Krwawe walki w Jemenie. Dziesiątki zabitych rebeliantów i żołnierzy


W walkach o Al-Hudajdę, portowe miasto na zachodzie Jemenu, zginęło w ciągu doby 43 szyickich rebeliantów Huti i 18 żołnierzy sił prorządowych - podały w niedzielę źródła wojskowe i szpitalne.

Jest to bilans częściowy, gdyż dziesiątki rannych rebeliantów zostały odesłane do stolicy kraju, Sany na wschodzie i do prowincji d'Ibb na południu.

Prorządowe oddziały, wspierane przez lotnictwo saudyjskie, weszły w czwartek do miasta od południa i wschodu, kierując się w stronę portu.

Klęska głodu może dotknąć nawet 14 milionów ludzi

Zdaniem saudyjskiej koalicji port służy Iranowi do zaopatrywania Hutich w broń, w tym w rakiety wystrzeliwane w kierunku Arabii Saudyjskiej oraz Zjednoczonych Emiratów Arabskich.

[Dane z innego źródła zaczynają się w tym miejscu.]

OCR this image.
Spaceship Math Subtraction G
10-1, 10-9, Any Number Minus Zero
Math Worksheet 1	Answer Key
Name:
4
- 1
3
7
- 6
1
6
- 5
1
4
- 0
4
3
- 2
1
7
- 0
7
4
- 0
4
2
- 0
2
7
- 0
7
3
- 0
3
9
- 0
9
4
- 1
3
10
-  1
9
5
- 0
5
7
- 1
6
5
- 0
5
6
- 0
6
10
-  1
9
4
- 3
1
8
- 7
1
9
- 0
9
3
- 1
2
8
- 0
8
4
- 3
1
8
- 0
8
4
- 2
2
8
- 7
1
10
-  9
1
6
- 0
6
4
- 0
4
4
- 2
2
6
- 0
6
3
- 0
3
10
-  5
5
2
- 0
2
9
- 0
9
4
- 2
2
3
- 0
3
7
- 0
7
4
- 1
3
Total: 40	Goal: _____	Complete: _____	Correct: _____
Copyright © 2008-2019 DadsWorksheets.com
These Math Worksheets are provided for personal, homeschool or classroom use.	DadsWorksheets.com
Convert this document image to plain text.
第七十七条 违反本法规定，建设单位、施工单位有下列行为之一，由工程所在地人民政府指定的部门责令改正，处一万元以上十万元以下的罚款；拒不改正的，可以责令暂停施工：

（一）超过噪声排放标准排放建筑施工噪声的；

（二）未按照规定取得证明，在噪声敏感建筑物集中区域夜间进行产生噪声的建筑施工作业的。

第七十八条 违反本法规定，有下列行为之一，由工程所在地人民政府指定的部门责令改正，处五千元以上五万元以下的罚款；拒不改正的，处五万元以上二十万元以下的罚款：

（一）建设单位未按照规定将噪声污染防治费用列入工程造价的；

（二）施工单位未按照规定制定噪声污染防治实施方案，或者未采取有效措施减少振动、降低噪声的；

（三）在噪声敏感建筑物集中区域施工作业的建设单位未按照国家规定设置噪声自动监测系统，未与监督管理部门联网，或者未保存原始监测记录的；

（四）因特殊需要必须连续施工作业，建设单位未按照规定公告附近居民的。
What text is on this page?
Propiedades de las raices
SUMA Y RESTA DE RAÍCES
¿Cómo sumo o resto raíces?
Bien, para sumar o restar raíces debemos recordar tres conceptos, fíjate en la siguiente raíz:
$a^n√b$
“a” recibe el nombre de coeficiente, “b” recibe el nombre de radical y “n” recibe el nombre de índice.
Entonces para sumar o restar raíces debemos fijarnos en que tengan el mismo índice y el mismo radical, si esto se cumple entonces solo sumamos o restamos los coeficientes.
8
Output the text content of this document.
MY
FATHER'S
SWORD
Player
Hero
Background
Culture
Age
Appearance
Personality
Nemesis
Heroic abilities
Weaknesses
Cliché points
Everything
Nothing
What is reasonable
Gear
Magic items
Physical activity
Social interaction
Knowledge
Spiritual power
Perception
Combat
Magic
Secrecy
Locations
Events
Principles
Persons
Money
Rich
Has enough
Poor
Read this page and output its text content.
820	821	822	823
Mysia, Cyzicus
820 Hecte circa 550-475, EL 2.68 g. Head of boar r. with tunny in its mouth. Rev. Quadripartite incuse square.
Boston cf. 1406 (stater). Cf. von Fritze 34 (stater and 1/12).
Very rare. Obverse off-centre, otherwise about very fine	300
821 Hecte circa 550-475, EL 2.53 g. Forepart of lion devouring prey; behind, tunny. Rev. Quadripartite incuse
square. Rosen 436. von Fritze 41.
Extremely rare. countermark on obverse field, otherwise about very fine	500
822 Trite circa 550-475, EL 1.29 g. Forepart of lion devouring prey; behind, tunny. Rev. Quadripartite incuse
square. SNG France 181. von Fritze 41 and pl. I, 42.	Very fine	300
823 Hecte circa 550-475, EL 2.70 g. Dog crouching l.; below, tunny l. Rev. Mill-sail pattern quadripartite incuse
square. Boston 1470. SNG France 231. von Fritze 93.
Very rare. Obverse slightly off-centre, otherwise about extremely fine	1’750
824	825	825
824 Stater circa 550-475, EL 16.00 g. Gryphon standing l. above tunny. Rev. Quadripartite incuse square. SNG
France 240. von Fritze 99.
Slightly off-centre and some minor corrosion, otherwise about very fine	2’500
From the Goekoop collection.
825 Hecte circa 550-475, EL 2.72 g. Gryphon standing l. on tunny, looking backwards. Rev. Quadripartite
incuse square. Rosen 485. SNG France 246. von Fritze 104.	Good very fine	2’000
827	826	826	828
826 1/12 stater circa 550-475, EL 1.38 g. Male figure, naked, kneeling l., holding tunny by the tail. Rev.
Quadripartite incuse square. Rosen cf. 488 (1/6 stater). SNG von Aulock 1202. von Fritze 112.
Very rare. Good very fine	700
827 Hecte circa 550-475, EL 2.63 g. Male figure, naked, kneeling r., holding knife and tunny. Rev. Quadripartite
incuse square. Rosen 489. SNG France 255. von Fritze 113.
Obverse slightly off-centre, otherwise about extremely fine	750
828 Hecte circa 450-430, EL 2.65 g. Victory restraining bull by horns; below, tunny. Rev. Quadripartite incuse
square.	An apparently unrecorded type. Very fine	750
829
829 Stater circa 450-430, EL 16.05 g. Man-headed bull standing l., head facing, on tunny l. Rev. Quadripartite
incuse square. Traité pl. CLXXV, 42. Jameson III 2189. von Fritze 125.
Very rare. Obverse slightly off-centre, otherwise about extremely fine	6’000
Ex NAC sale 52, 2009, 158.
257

Organizacje humanitarne ostrzegają jednak, że zdobycie portu może doprowadzić do odcięcia ludności zamieszkującej tereny kontrolowane przez Hutich od zaopatrzenia w żywność. Według szacunków ONZ klęska głodu może objąć nawet 14 milionów ludzi.

Koalicja pod wodzą Rijadu walczy o przywrócenie władzy prezydenta Abd ar-Raba Mansura al-Hadiego, któremu podlega tylko południowa część Jemenu. Stolicę, Sanę, kontroluje ruch Huti.